No. It actually requires around thirty-six times more energy, well over an order of magnitude.
So I think a better measure is how fast SpaceShipeOne was going at its peak altitude. If they were doing about 3/4 of the speed of a low-orbit satellite, then I'd say they were about half way there in terms of energy.
They aren't going ~20,000/kph , SS1 never really gets above 3,500.
shift6
03-31-2005, 10:15 PM
Whoops! Sorry. Somewhere between a LEO velocity of 8000 m/s and the SpaceShipOne's max speed of 3500 km/h I fucked up the units when quickly eyeballing the math in my head. Hey if NASA can get unit conversions wrong every so often and crash a project into Mars, I can do it on a forum.
So, my bad Linoleum. :oops:
That said, I still believe that based on the amount of work being done now on private research and how far it has gotten so quickly, there will be an essentially completely private manned LEO done within ten years, by 2015.
Jason Cross
04-01-2005, 12:06 AM
I think he's talking about general space travel tech, not space shuttle specific tech. There are private companies who have put people in low orbit now, ya know. Give it a measly ten more years.
I curious about what private companies have had manned low-orbit flights. Got any links?
Jason Cross
04-01-2005, 12:10 AM
That said, I still believe that based on the amount of work being done now on private research and how far it has gotten so quickly, there will be an essentially completely private manned LEO done within ten years, by 2015.
I think this depends more on regulatory issues than on technological advancement. Making it legal for them to have certain grades of fuel, to broadcast telemetry at a certain power (and altitude), and so on. The govt. needs to clear the way for a few important things before private companies can put people in orbit.
antlers
04-01-2005, 08:49 AM
That said, I still believe that based on the amount of work being done now on private research and how far it has gotten so quickly, there will be an essentially completely private manned LEO done within ten years, by 2015.

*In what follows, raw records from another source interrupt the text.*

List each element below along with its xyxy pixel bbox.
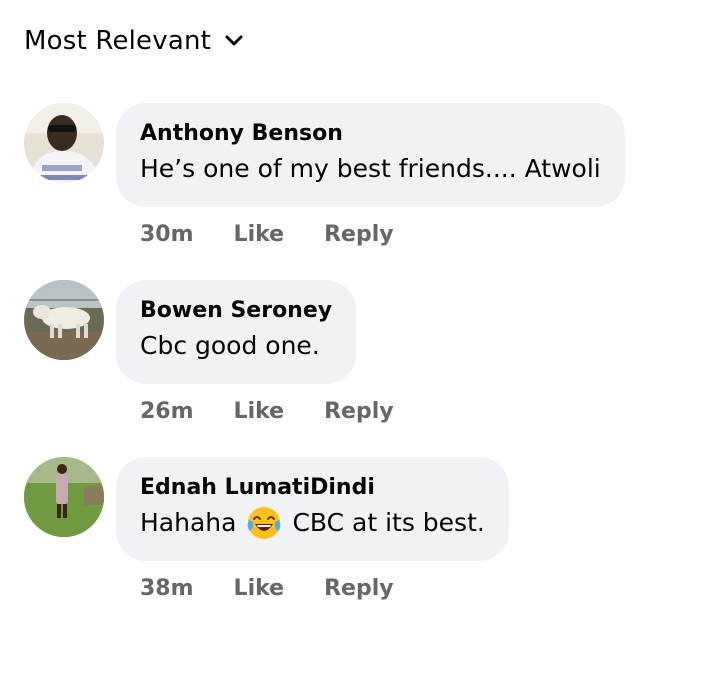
comment-text: He’s one of my best friends.... Atwoli [140, 149, 601, 189]
tears-of-joy-emoji-icon [246, 505, 282, 541]
comment-time: 26m [140, 399, 194, 424]
comment-author[interactable]: Anthony Benson [140, 119, 601, 149]
comment-text-before: Hahaha [140, 508, 237, 537]
comment-bubble: Ednah LumatiDindi Hahaha CBC at its best… [116, 457, 509, 561]
comment-time: 38m [140, 576, 194, 601]
comment-author[interactable]: Ednah LumatiDindi [140, 473, 485, 503]
comment-author[interactable]: Bowen Seroney [140, 296, 332, 326]
sort-label: Most Relevant [24, 26, 212, 56]
avatar[interactable] [24, 103, 104, 183]
comment-actions: 30m Like Reply [140, 222, 394, 247]
reply-link[interactable]: Reply [324, 576, 394, 601]
reply-link[interactable]: Reply [324, 222, 394, 247]
comment-text: Hahaha CBC at its best. [140, 503, 485, 543]
chevron-down-icon [223, 30, 245, 52]
like-link[interactable]: Like [234, 576, 285, 601]
comments-page: Most Relevant Anthony Benson He’s one of… [0, 0, 720, 696]
comment-text-after: CBC at its best. [292, 508, 485, 537]
comment-text-content: He’s one of my best friends.... Atwoli [140, 154, 601, 183]
comment-bubble: Anthony Benson He’s one of my best frien… [116, 103, 625, 207]
like-link[interactable]: Like [234, 399, 285, 424]
avatar[interactable] [24, 280, 104, 360]
sort-dropdown[interactable]: Most Relevant [24, 26, 245, 56]
reply-link[interactable]: Reply [324, 399, 394, 424]
avatar[interactable] [24, 457, 104, 537]
like-link[interactable]: Like [234, 222, 285, 247]
comment-actions: 26m Like Reply [140, 399, 394, 424]
comment-text: Cbc good one. [140, 326, 332, 366]
comment-time: 30m [140, 222, 194, 247]
comment-text-content: Cbc good one. [140, 331, 320, 360]
comment-bubble: Bowen Seroney Cbc good one. [116, 280, 357, 384]
comment-actions: 38m Like Reply [140, 576, 394, 601]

I think this depends more on regulatory issues than on technological advancement. Making it legal for them to have certain grades of fuel, to broadcast telemetry at a certain power (and altitude), and so on. The govt. needs to clear the way for a few important things before private companies can put people in orbit.

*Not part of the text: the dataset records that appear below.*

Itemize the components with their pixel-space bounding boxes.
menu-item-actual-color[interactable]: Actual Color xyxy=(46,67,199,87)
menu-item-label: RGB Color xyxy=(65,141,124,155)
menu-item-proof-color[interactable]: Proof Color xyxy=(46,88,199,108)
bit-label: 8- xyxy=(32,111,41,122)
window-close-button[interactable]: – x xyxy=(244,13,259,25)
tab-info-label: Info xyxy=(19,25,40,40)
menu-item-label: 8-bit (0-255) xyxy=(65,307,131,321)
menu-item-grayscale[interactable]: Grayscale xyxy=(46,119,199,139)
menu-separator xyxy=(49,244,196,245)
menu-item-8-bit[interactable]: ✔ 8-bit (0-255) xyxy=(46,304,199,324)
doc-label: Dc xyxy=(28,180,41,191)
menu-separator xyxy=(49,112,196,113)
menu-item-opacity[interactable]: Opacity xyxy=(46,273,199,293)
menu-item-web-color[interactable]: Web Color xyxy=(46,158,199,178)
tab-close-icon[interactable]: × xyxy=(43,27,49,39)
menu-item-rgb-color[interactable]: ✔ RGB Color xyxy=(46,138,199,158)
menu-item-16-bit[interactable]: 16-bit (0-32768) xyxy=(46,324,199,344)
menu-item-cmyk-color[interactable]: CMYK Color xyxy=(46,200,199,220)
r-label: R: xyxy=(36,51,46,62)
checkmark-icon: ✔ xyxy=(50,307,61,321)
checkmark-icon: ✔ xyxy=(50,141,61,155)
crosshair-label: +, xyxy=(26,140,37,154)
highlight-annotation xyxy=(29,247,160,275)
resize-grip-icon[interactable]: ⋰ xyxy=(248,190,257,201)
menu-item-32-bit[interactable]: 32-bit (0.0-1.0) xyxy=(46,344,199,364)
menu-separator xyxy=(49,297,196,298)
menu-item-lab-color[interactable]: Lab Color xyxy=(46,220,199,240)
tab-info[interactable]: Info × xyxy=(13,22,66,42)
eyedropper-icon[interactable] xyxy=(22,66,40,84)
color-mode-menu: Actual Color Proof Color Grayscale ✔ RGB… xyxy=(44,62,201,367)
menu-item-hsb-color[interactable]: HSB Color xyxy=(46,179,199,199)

It's not technological issues only in the sense that we've had the technology to get people into LEO for about 45 years now. The question is private industry doing it with enough economic advantage over NASA that it's worth the investment. That's definitely a technological issue, and it's the same one that's plagued NASA. For cost effective space travel, you need two things: powerful and reliable engines and a re-entry vehicle, and both need to be either cheap or reusable. The Russians have come closest to this. SpaceShipOne is cool but it's not at all clear that its capabilities can scale to LEO energies; what it's done isn't much beyond what NASA's predecessors could do in the late '40s.